When to Consider Suing

If you do sue your landlord, the matter will be handled in civil court. Civil cases are easier to prove than criminal cases, but you still should consider hiring an attorney who specializes in business law or tenant-landlord relations.

You cannot sue your landlord just because you do not like him/her or have a minor grievance. To hold your landlord accountable for something he/she has to have breached your agreement or caused you or your business harm in some way.

There are some exceptions. If you tripped and were seriously injured on a commercial property due to the negligence of the landlord or property owner (i.e., the owner/landlord failed to remove ice or snow or repair substantial cracks in a sidewalk) you may still be able to file a personal injury claim. 

This type of personal injury claim—known as premises liability—is also handled in civil court is unrelated to the terms of your lease agreement and can be filed by anyone injured on an owner's property whether or not they were leasing space.

Limitations on the Rights to Sue

It is fairly common for agreements, including commercial and residential leases, to contain arbitration or mediation clauses. This means you agree that if there is a dispute between you and the landlord you will first try to resolve the conflict outside of court. This is usually a good thing for both the tenant and the landlord as long as it does not state that you totally forfeit your rights to sue if an agreement cannot be reached.

These clauses should name a specific mediation or arbitration company - not an individual. The arbitrator should be neutral and not someone affiliated with the landlord or their representative who will serve only the best interest of the landlord.

Even if your lease does contain an arbitration or mediation clause, you should still consult an attorney before attempting to resolve the conflict on your own. In some cases, if a landlord was negligent in some significant way, you may still be able to pursue a civil claim, and even with a mediator, chances are good that your landlord will still show up with an attorney.

Suing Is Not a Path to Riches

It is important to understand that if your landlord breaches your lease agreement you generally cannot sue for tort damages (i.e., what laypeople commonly refer to as "pain and suffering.") Only in the case of certain types of conduct or "bad faith" is there a possibility of suing a landlord for tort damages. 

You would have to prove that the actions of your landlord caused you some sort of harm (or, a tort.) Otherwise, you most likely can only either get out of a lease or be awarded reimbursement for costs you had to shell out that your landlord was required to pay for repairs or improvements. 

Even then, there may be limitations if you acted without giving your landlord a reasonable time to fix a problem. In other words, your landlord is protected against you taking matters into your own hands to fix or alter something on the property and then simply insisting the landlord reimburse you for the expense.

Suing your landlord is rarely profitable (you won't be awarded millions for your troubles), but you may be able to get reimbursement for certain expenses, or refunds on rent, or have the lease rescinded so you can move your business somewhere else.

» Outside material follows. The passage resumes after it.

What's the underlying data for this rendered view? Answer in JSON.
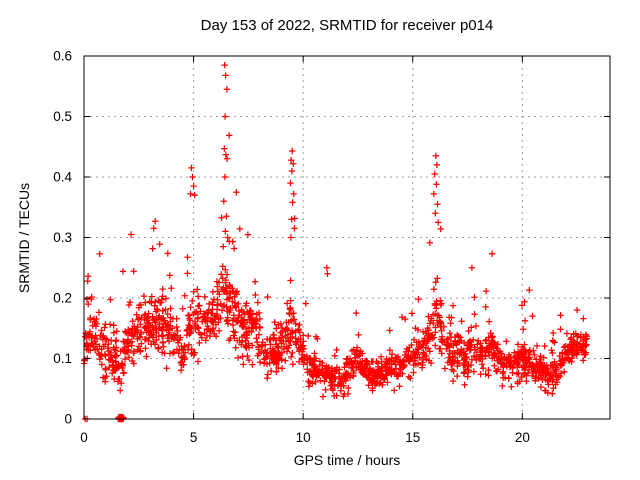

Only Sign Leases You Understand

It is important that you never sign a lease with the idea that if there is trouble, you can just take a bad landlord to court and win. It is always better to sign an agreement you understand and are comfortable with and only with a landlord you feel you can trust. 

If you are not familiar with the terms of your lease, don't trust your landlord to explain them to you. In fact, the landlord might not even understand all the terms and it is not an attorney who can represent your interests. 

If you have questions, talk with your own lawyer, or someone who is familiar with commercial leasing that is not associated with the property owner or landlord. When it comes to leasing, the term "buyer beware" applies as "renter beware." The best way to protect yourself from getting stuck in a long-term lease is to get legal advice before you sign on the dotted line.